Remember this. When people choose to withdraw far from a fire, the fire continues to give warmth, but they grow cold. When people choose to withdraw far from light, the light continues to be bright in itself but they are in darkness. This is also the case when people withdraw from God. ~St. Augustine: (354 –  430: was an early Christian theologian and philosopher whose writings influenced the development of Western Christianity and Western philosophy)

Gospel Text: (MT 9:14-17)
The disciples of John approached Jesus and said,
"Why do we and the Pharisees fast much,
but your disciples do not fast?"
Jesus answered them, "Can the wedding guests mourn
as long as the bridegroom is with them?
The days will come when the bridegroom is taken away from them,
and then they will fast.
No one patches an old cloak with a piece of unshrunken cloth,
for its fullness pulls away from the cloak and the tear gets worse.
People do not put new wine into old wineskins.
Otherwise the skins burst, the wine spills out, and the skins are ruined.
Rather, they pour new wine into fresh wineskins, and both are preserved."

We must never assume that we have completely figured out who God is and so have completely understood, to the very last detail, how he ought to save us from our predicaments and problems.  The quicker we place God in a box, the more we foolishly trap ourselves in our own false notions and assumptions of God. Essentially this  is what  the  well-meaning disciples of John  had  done,  as seen  in  today's Gospel  reading, in their  questioning of  Jesus  of  his seemingly unconventional ways in matters of fasting.

Let us be reminded of what Pope Francis said, "Being with Jesus demands that we go out of ourselves from living a tired and habitual faith."

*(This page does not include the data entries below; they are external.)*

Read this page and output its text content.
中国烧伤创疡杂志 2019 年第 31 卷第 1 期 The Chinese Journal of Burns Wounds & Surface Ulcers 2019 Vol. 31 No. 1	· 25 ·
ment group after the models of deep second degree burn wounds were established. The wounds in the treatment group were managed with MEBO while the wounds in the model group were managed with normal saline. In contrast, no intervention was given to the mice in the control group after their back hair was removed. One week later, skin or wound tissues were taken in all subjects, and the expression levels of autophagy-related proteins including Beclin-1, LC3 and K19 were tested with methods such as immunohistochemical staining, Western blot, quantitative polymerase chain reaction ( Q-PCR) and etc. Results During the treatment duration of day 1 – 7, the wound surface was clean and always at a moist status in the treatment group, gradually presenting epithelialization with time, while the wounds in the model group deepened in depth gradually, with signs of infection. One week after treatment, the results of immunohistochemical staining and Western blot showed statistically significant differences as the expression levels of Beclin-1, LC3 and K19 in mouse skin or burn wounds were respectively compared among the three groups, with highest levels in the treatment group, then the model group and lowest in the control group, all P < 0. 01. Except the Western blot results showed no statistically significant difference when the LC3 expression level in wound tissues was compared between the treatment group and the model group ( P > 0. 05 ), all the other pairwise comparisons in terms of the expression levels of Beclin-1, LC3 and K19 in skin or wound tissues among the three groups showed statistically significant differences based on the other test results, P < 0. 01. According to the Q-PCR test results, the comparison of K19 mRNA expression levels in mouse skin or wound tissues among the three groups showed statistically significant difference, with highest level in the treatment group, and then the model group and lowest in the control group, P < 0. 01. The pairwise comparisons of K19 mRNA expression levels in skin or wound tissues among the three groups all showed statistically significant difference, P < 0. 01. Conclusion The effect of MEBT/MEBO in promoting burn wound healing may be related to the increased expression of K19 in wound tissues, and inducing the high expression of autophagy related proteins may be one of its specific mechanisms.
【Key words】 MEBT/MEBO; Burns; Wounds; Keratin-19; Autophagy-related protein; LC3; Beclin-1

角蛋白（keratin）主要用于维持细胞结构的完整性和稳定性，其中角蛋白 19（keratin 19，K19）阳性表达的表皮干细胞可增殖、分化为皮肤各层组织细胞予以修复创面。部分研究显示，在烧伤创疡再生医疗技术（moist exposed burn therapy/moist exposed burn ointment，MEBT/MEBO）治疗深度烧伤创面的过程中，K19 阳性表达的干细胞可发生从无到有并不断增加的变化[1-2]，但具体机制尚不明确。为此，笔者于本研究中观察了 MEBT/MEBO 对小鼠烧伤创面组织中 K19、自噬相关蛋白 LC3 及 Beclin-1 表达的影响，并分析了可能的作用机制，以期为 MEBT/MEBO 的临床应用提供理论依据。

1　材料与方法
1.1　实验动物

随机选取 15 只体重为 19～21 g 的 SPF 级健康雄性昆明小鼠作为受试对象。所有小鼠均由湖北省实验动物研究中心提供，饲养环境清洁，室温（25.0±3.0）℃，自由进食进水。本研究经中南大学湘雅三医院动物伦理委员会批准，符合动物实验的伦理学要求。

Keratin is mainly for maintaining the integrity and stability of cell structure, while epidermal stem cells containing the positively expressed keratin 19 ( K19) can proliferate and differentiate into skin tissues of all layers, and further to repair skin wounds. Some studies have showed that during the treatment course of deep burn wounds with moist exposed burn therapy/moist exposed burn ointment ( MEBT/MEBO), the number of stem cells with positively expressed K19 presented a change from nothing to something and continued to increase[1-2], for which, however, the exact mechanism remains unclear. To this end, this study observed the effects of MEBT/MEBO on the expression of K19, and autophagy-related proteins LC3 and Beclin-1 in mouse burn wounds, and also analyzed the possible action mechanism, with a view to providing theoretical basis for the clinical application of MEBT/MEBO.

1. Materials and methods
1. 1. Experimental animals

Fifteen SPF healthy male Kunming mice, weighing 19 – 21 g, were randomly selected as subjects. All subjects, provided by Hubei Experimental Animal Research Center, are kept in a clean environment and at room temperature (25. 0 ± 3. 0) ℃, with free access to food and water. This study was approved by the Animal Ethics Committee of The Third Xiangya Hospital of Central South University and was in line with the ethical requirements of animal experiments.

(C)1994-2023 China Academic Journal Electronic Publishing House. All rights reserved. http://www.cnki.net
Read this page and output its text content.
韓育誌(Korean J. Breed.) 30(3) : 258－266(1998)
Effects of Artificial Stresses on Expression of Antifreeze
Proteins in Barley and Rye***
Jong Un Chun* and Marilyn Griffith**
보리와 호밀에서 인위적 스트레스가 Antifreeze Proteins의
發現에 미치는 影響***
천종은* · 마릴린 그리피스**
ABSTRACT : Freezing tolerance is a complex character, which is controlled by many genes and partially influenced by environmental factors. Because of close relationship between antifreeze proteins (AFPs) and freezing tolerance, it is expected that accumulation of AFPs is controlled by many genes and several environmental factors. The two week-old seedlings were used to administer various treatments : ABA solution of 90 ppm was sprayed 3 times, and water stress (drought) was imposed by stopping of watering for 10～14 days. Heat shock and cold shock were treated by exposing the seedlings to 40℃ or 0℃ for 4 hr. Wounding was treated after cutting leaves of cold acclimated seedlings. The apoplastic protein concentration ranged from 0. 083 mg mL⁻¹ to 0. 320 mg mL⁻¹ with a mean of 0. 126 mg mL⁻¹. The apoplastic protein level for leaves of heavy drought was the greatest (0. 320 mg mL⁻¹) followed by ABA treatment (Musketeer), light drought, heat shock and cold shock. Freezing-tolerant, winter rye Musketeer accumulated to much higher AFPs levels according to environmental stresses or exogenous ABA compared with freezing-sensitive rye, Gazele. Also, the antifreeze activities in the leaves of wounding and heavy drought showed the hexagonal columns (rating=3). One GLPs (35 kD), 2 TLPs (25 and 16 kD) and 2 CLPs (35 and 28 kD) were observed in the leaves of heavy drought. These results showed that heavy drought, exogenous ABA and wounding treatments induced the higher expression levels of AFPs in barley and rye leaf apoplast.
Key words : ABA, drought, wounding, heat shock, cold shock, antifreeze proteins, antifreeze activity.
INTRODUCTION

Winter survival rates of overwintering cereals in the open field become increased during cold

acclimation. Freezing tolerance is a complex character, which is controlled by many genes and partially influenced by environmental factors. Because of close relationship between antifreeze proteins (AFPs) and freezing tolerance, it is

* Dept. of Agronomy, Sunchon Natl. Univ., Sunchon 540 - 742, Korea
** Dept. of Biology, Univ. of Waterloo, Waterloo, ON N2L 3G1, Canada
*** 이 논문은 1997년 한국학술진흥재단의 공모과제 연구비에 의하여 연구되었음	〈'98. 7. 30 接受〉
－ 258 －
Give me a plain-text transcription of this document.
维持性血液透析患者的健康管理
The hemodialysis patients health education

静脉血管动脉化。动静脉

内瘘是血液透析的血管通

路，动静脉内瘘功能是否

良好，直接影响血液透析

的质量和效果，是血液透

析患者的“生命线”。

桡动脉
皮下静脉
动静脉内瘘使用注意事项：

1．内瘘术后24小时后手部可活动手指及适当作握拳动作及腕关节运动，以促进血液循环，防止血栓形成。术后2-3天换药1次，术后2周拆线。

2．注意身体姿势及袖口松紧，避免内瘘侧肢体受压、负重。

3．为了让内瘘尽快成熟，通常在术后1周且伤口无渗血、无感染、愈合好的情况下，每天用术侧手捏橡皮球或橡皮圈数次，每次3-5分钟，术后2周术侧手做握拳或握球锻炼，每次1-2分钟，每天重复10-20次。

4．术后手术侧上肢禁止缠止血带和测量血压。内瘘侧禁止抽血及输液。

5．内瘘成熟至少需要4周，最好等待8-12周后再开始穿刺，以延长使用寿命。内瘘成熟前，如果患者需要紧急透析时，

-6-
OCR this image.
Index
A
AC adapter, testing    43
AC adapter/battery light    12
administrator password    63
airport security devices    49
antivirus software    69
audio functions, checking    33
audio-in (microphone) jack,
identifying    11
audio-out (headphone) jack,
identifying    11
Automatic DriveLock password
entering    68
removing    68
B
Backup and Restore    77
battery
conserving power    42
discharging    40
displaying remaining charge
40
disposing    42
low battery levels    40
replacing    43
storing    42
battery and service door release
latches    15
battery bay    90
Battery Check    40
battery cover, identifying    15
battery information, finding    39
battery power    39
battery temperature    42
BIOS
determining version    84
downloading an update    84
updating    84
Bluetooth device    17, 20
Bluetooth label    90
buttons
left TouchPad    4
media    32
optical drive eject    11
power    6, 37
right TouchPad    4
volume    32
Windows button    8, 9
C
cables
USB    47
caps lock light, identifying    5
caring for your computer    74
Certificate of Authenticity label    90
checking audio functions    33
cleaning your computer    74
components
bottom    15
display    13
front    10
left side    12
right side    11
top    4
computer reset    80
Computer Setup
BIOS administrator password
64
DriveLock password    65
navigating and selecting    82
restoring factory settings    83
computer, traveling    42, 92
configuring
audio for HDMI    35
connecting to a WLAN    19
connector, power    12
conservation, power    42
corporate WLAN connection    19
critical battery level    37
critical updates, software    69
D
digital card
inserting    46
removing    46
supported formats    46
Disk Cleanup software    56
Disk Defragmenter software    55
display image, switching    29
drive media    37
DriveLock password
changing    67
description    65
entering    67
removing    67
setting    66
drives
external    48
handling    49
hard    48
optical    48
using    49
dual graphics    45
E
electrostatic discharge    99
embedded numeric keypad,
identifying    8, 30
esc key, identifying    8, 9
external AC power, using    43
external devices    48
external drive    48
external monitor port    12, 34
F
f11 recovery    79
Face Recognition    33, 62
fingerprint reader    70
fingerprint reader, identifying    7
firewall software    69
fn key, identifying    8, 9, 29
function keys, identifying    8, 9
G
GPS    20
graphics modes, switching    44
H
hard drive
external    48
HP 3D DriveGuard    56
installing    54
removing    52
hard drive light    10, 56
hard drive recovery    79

We must allow God to be God.  We must allow his Spirit to grow in our hearts and expand our capacity to embrace God and his ways. We must be friends with the Lord, faithful and even silent companions at times in the face of a truly mysterious God.  We must allow ourselves to be surprised by God's love which is infinitely greater than what we have imagined it to be.  Only then can we rejoice in our absolute trust in him.